Early hope seen for green tea in fighting blood cancer
Reuters Health, New York
Green tea may help treat a form of adulthood leukemia, if the cases of four patients are any indication, according to a new report. Doctors at the Mayo Clinic in Rochester, Minnesota, found that of four patients who started drinking green tea or taking green tea extracts, three showed clear improvements in their condition in the following months. The patients all had chronic lymphocytic leukemia, or CLL, a form of leukemia. Like all types of leukemia, CLL is a cancer of the blood and bone marrow, in which abnormal white blood cells replace healthy blood cells. Reviewing the records of the patients, the doctors found that three showed signs of a regression in their cancer after they started to drink green tea or take green tea capsules. The fourth had an improvement in her white blood cell count, though her disease remained unchanged by standard criteria. In one case, the patient had been showing progressive swelling in her lymph nodes - one of the characteristics of CLL - before she starting taking green tea capsules twice a day. Over the next year, her lymph nodes steadily decreased in size, according to findings published online by the journal Leukemia Research.
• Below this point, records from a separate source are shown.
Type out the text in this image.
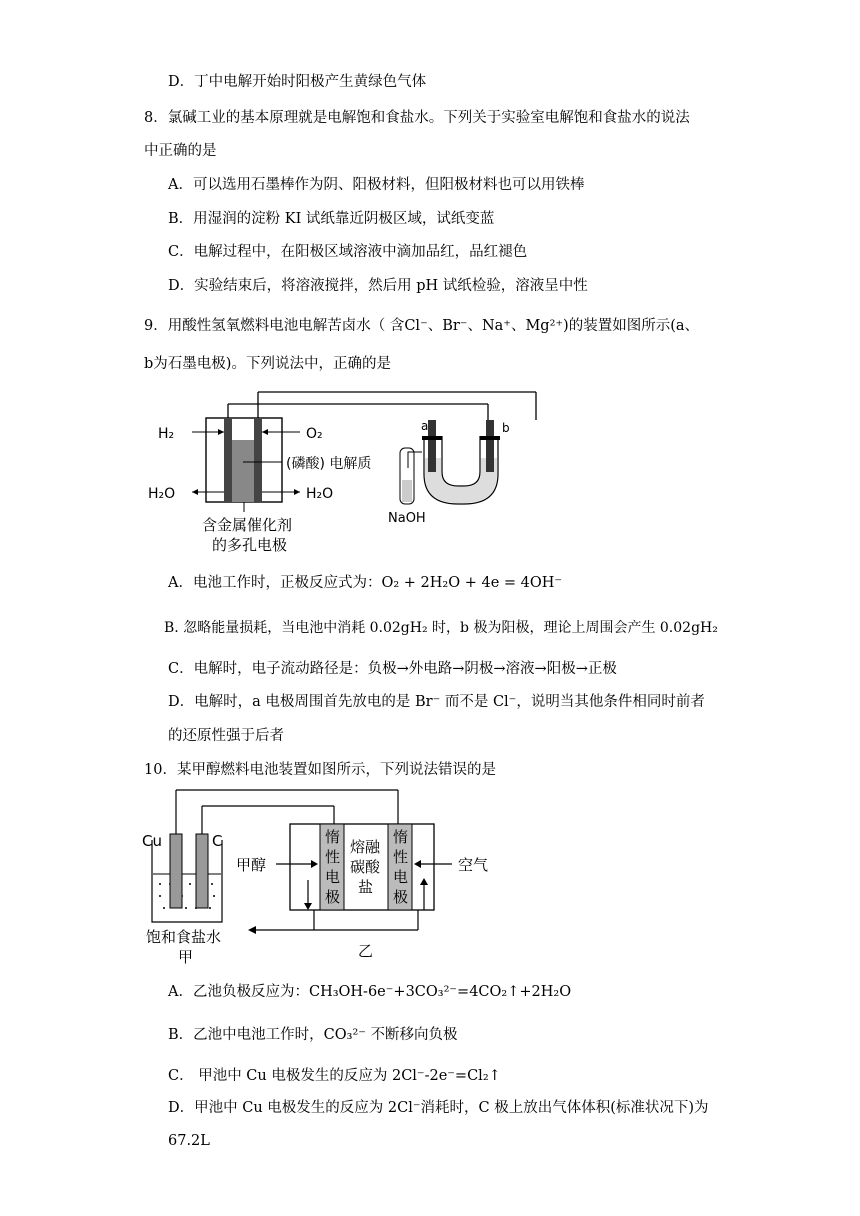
D．丁中电解开始时阳极产生黄绿色气体
8．氯碱工业的基本原理就是电解饱和食盐水。下列关于实验室电解饱和食盐水的说法
中正确的是
A．可以选用石墨棒作为阴、阳极材料，但阳极材料也可以用铁棒
B．用湿润的淀粉 KI 试纸靠近阴极区域，试纸变蓝
C．电解过程中，在阳极区域溶液中滴加品红，品红褪色
D．实验结束后，将溶液搅拌，然后用 pH 试纸检验，溶液呈中性
9．用酸性氢氧燃料电池电解苦卤水（ 含Cl⁻、Br⁻、Na⁺、Mg²⁺)的装置如图所示(a、
b为石墨电极)。下列说法中，正确的是
H₂	O₂
H₂O	H₂O
(磷酸) 电解质
含金属催化剂
的多孔电极
a	b
NaOH
A．电池工作时，正极反应式为：O₂ + 2H₂O + 4e = 4OH⁻
B. 忽略能量损耗，当电池中消耗 0.02gH₂ 时，b 极为阳极，理论上周围会产生 0.02gH₂
C．电解时，电子流动路径是：负极→外电路→阴极→溶液→阳极→正极
D．电解时，a 电极周围首先放电的是 Br⁻ 而不是 Cl⁻，说明当其他条件相同时前者
的还原性强于后者
10．某甲醇燃料电池装置如图所示，下列说法错误的是
Cu	C
饱和食盐水
甲
惰
性
电
极
惰
性
电
极
熔融
碳酸
盐
甲醇	空气
乙
A．乙池负极反应为：CH₃OH-6e⁻+3CO₃²⁻=4CO₂↑+2H₂O
B．乙池中电池工作时，CO₃²⁻ 不断移向负极
C． 甲池中 Cu 电极发生的反应为 2Cl⁻-2e⁻=Cl₂↑
D．甲池中 Cu 电极发生的反应为 2Cl⁻消耗时，C 极上放出气体体积(标准状况下)为
67.2L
Another patient showed an improvement in her white blood cell count after she started drinking eight cups of green tea per day. These cases alone cannot prove that green tea or its extracts conferred the benefits, Shanafelt told. A number of previous studies have suggested that green tea and extracts of the beverage have cancer-fighting abilities, possibly due to the tea's concentration of certain antioxidants - compounds that help ward off cell damage that can lead to cancer, heart disease and other ills. EGCG is thought to be the most potent of these tea antioxidants. The Mayo study from last year suggested that EGCG might induce leukemia cells to self-destruct by interfering with the communication signals they need to survive. But the exact mechanism by which green tea may fight cancer remains unclear.